API: Make np.squeeze always return an ndarray for scalar inputs#31561
API: Make np.squeeze always return an ndarray for scalar inputs#31561spandan11106 wants to merge 2 commits into
Conversation
mhvk
left a comment
There was a problem hiding this comment.
Thanks for the PR. Some comments on the tests in-line, but before worrying about those, I guess we'll need to think what the best behaviour is. As you note, the docstring is pretty clear that an array should be returned but of course the actual implementation is to defer to an object's squeeze() method. And a problem with the approach here is that np.squeeze(scalar) and scalar.squeeze() will now no longer do the same thing. I think that would be even more surprising.
I think we'll need to make a call. Either,
- Adjust
np.generic.squeeze()to return an array; or - Adjust the docstring of
np.squeeze()to note explicitly it defers to.squeeze()and that numpy scalars remain scalars.
I'm not sure what is best, though in the face of doubt, I think I slightly prefer to adjust the docstring to match reality rather than the reverse. Let me ping @seberg, @mattip for other opinions.

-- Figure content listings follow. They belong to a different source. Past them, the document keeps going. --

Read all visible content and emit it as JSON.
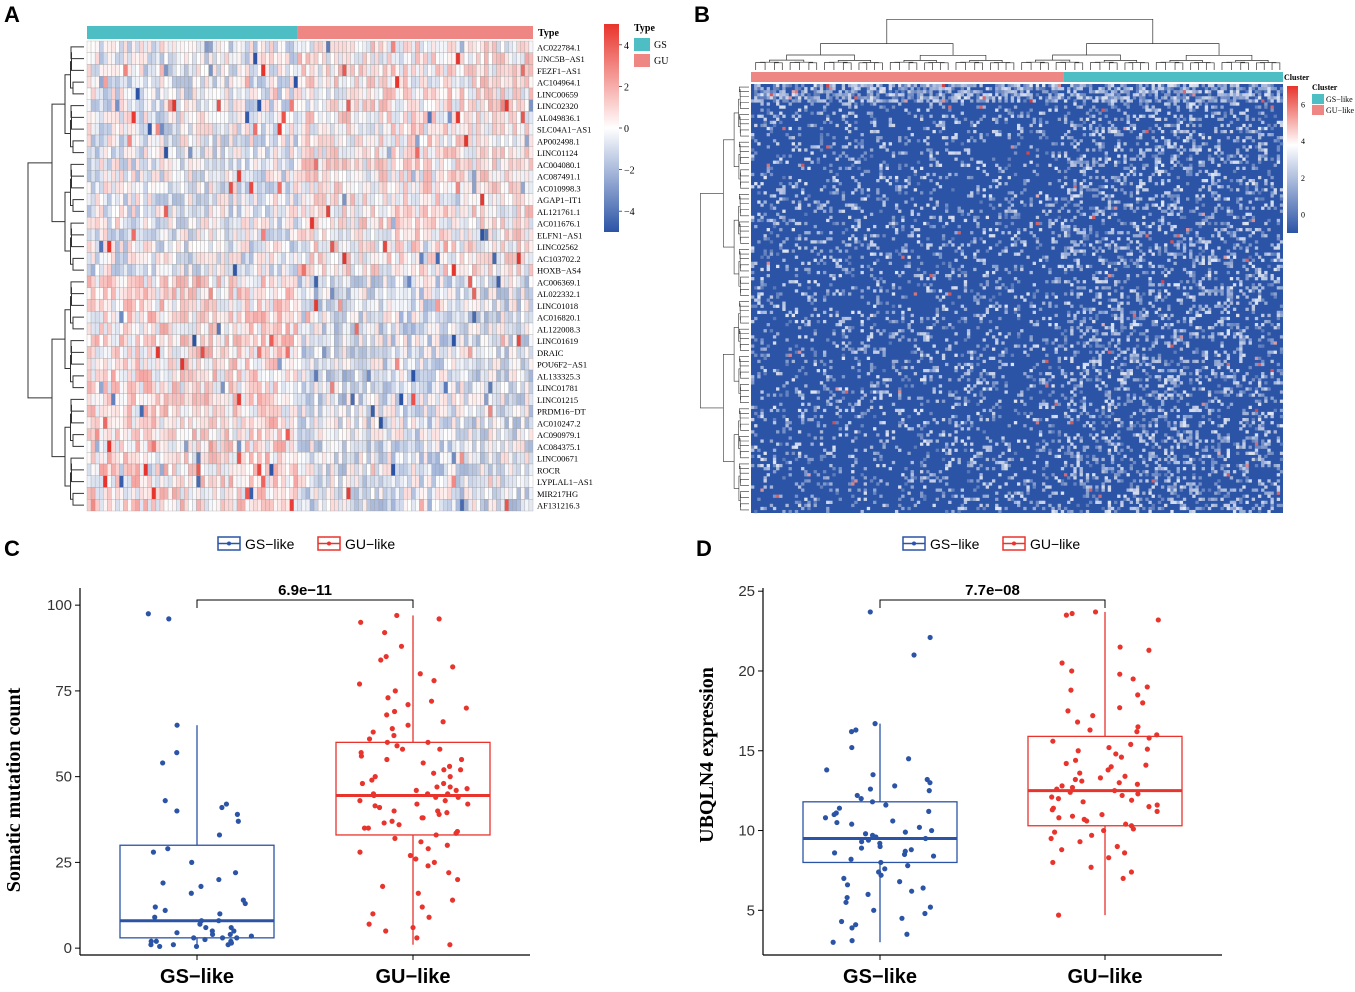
{
  "panels": {
    "A": {
      "letter": "A",
      "type_label": "Type",
      "legend_title": "Type",
      "legend_items": [
        "GS",
        "GU"
      ],
      "scale_ticks": [
        "4",
        "2",
        "0",
        "−2",
        "−4"
      ],
      "colors": {
        "gs": "#4dbfc4",
        "gu": "#ee8684",
        "high": "#e8342c",
        "mid": "#ffffff",
        "low": "#2b54a6"
      },
      "genes": [
        "AC022784.1",
        "UNC5B−AS1",
        "FEZF1−AS1",
        "AC104964.1",
        "LINC00659",
        "LINC02320",
        "AL049836.1",
        "SLC04A1−AS1",
        "AP002498.1",
        "LINC01124",
        "AC004080.1",
        "AC087491.1",
        "AC010998.3",
        "AGAP1−IT1",
        "AL121761.1",
        "AC011676.1",
        "ELFN1−AS1",
        "LINC02562",
        "AC103702.2",
        "HOXB−AS4",
        "AC006369.1",
        "AL022332.1",
        "LINC01018",
        "AC016820.1",
        "AL122008.3",
        "LINC01619",
        "DRAIC",
        "POU6F2−AS1",
        "AL133325.3",
        "LINC01781",
        "LINC01215",
        "PRDM16−DT",
        "AC010247.2",
        "AC090979.1",
        "AC084375.1",
        "LINC00671",
        "ROCR",
        "LYPLAL1−AS1",
        "MIR217HG",
        "AF131216.3"
      ]
    },
    "B": {
      "letter": "B",
      "cluster_label": "Cluster",
      "legend_title": "Cluster",
      "legend_items": [
        "GS−like",
        "GU−like"
      ],
      "scale_ticks": [
        "6",
        "4",
        "2",
        "0"
      ],
      "colors": {
        "gs": "#4dbfc4",
        "gu": "#ee8684",
        "high": "#e8342c",
        "mid": "#ffffff",
        "low": "#2b54a6"
      }
    },
    "C": {
      "letter": "C"
    },
    "D": {
      "letter": "D"
    }
  },
  "chart_data": [
    {
      "type": "heatmap",
      "panel": "A",
      "columns": {
        "GS": 52,
        "GU": 58
      },
      "rows": 40,
      "color_range": [
        -5,
        5
      ],
      "annotation": "Type"
    },
    {
      "type": "heatmap",
      "panel": "B",
      "columns": {
        "GU-like": 100,
        "GS-like": 70
      },
      "color_range": [
        -1,
        7
      ],
      "annotation": "Cluster"
    },
    {
      "type": "box",
      "panel": "C",
      "ylabel": "Somatic mutation count",
      "categories": [
        "GS−like",
        "GU−like"
      ],
      "legend": [
        "GS−like",
        "GU−like"
      ],
      "colors": [
        "#2b54a6",
        "#e8342c"
      ],
      "ylim": [
        -2,
        105
      ],
      "yticks": [
        0,
        25,
        50,
        75,
        100
      ],
      "pvalue": "6.9e−11",
      "boxes": [
        {
          "name": "GS−like",
          "q1": 3,
          "median": 8,
          "q3": 30,
          "whisker_low": 0,
          "whisker_high": 65
        },
        {
          "name": "GU−like",
          "q1": 33,
          "median": 44.5,
          "q3": 60,
          "whisker_low": 1,
          "whisker_high": 97
        }
      ],
      "points": [
        [
          97.5,
          96,
          65,
          57,
          54,
          43,
          42,
          41,
          40,
          39,
          37,
          33,
          29,
          28,
          25,
          22,
          20,
          19,
          18,
          16,
          14,
          13,
          12,
          11,
          10,
          9,
          8,
          8,
          7,
          6,
          6,
          5,
          5,
          4,
          4,
          3,
          3,
          3,
          2,
          2,
          2,
          1,
          1,
          1,
          0.5,
          0.5,
          1.5,
          2.5,
          3.5,
          4.5
        ],
        [
          97,
          96,
          95,
          92,
          88,
          85,
          84,
          82,
          80,
          78,
          77,
          75,
          73,
          72,
          71,
          70,
          69,
          68,
          66,
          65,
          64,
          63,
          62,
          61,
          60,
          60,
          59,
          58,
          58,
          57,
          56,
          55,
          55,
          54,
          53,
          52,
          52,
          51,
          50,
          50,
          49,
          48,
          48,
          47,
          47,
          46,
          46,
          45,
          45,
          45,
          44,
          44,
          43,
          43,
          42,
          42,
          41,
          40,
          40,
          39,
          38,
          38,
          37,
          36,
          35,
          35,
          34,
          33,
          32,
          31,
          30,
          29,
          28,
          27,
          26,
          25,
          24,
          22,
          20,
          18,
          16,
          14,
          12,
          10,
          9,
          7,
          6,
          5,
          3,
          1,
          44.5,
          46.5,
          41.5,
          39.5,
          36.5,
          33.5
        ]
      ]
    },
    {
      "type": "box",
      "panel": "D",
      "ylabel": "UBQLN4 expression",
      "categories": [
        "GS−like",
        "GU−like"
      ],
      "legend": [
        "GS−like",
        "GU−like"
      ],
      "colors": [
        "#2b54a6",
        "#e8342c"
      ],
      "ylim": [
        2.2,
        25.2
      ],
      "yticks": [
        5,
        10,
        15,
        20,
        25
      ],
      "pvalue": "7.7e−08",
      "boxes": [
        {
          "name": "GS−like",
          "q1": 8,
          "median": 9.5,
          "q3": 11.8,
          "whisker_low": 3,
          "whisker_high": 16.7
        },
        {
          "name": "GU−like",
          "q1": 10.3,
          "median": 12.5,
          "q3": 15.9,
          "whisker_low": 4.7,
          "whisker_high": 23.7
        }
      ],
      "points": [
        [
          23.7,
          22.1,
          21,
          16.7,
          16.3,
          16.2,
          15.2,
          14.5,
          13.8,
          13.2,
          13,
          12.8,
          12.5,
          12.2,
          12,
          11.8,
          11.6,
          11.4,
          11.2,
          11,
          10.8,
          10.6,
          10.4,
          10.2,
          10,
          9.9,
          9.8,
          9.6,
          9.5,
          9.4,
          9.3,
          9.2,
          9,
          8.9,
          8.8,
          8.6,
          8.5,
          8.4,
          8.2,
          8,
          7.8,
          7.6,
          7.4,
          7.2,
          7,
          6.8,
          6.6,
          6.4,
          6.2,
          6,
          5.8,
          5.5,
          5.2,
          5,
          4.8,
          4.5,
          4.3,
          4.1,
          3.9,
          3.5,
          3.1,
          3,
          9.7,
          10.5,
          11.1,
          12.6,
          13.5,
          8.7
        ],
        [
          23.7,
          23.6,
          23.5,
          23.2,
          21.5,
          21.3,
          20.5,
          20,
          19.8,
          19.5,
          19,
          18.8,
          18.5,
          18,
          17.7,
          17.5,
          17.2,
          16.8,
          16.5,
          16.3,
          16,
          15.8,
          15.6,
          15.4,
          15.2,
          15,
          14.8,
          14.6,
          14.4,
          14.2,
          14,
          13.8,
          13.6,
          13.4,
          13.2,
          13,
          12.9,
          12.8,
          12.6,
          12.5,
          12.4,
          12.2,
          12.1,
          12,
          11.9,
          11.8,
          11.6,
          11.5,
          11.3,
          11.2,
          11,
          10.9,
          10.7,
          10.6,
          10.4,
          10.3,
          10.1,
          10,
          9.9,
          9.7,
          9.5,
          9.3,
          9,
          8.8,
          8.6,
          8.3,
          8,
          7.7,
          7.4,
          7,
          4.7,
          12.7,
          13.1,
          14.1,
          15.1,
          16.2,
          11.4,
          12.3,
          13.3,
          10.8
        ]
      ]
    }
  ]
}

p.s. Unrelated, but I don't really like that np.squeeze(scalar, axis=0) does not error.
| assert result[()] == scalar | ||
|
|
||
| # axis=0 should also work for scalar inputs | ||
| result = np.squeeze(np.int_(1), axis=0) |
There was a problem hiding this comment.
I don't know that I would bother to test what to me seems surprising behaviour (I would expect an error, like for axis=1...)
| assert_raises(ValueError, a.squeeze, axis=(1,)) | ||
| assert_equal(a.squeeze(axis=(2,)), [[1, 2, 3]]) | ||
|
|
||
| def test_squeeze_scalar_returns_0d_array(self): |
There was a problem hiding this comment.
To me, it would make more sense to move the tests to test_numeric.py, since we're testing a function from fromnumeric
| def test_squeeze_scalar_returns_0d_array(self): | ||
| # np.squeeze should always return an ndarray, even for | ||
| # np.generic scalar inputs (gh-27709) | ||
| for scalar in [np.int_(1), np.float64(2.5), np.complex128(1+2j)]: |
There was a problem hiding this comment.
I'd use @pytest.mark.parametrize on the function. You can then include a python scalar too.
| # np.generic scalar inputs (gh-27709) | ||
| for scalar in [np.int_(1), np.float64(2.5), np.complex128(1+2j)]: | ||
| result = np.squeeze(scalar) | ||
| assert isinstance(result, np.ndarray), ( |
There was a problem hiding this comment.
No need for the explanation in the assert.
Yeah, I asked the same on the issue. I think Joren would prefer to make it typing clear one way or another. For myself, it feels a bit silly for EDIT: We should probably move to the issue, but I am not sure we can move this PR forward until we have a decision there. |
|
@seberg - oops, should have seen that this was to fix an issue, I've now moved discussion there. FWIW, I'm now leaning even more to just have the docstring match the implementation instead of the reverse. |
PR summary
Closes #30109.
Currently,
np.squeezebehaves inconsistently with scalar-like inputs:The issue is that
np.genericsubclasses have a.squeeze()method that returnsself(the scalar itself). The currentsqueezeimplementation infromnumeric.pytriesa.squeezefirst, which succeeds fornp.genericscalars and returns the scalar unchanged. This contradicts the docstring, which states:Changes:
np.genericinputs to 0d arrays innumpy/_core/fromnumeric.py.numpy/_core/fromnumeric.pyito remove the scalar-returning overload ofsqueeze(so it falls back to returningNDArray[ScalarT]).numpy/_core/tests/test_multiarray.pychecking various scalar types,axis=0, and Python scalars.doc/release/upcoming_changes/27709.compatibility.rst.First time committer introduction
Hi everyone! I am Spandan. I use NumPy for development/data science work, and noticed the inconsistent behavior when squeezing NumPy scalars compared to Python scalars. I wanted to contribute to the repository to clean up this edge case.
AI Disclosure
Antigravity was used to assist in researching the issue and drafting the test cases.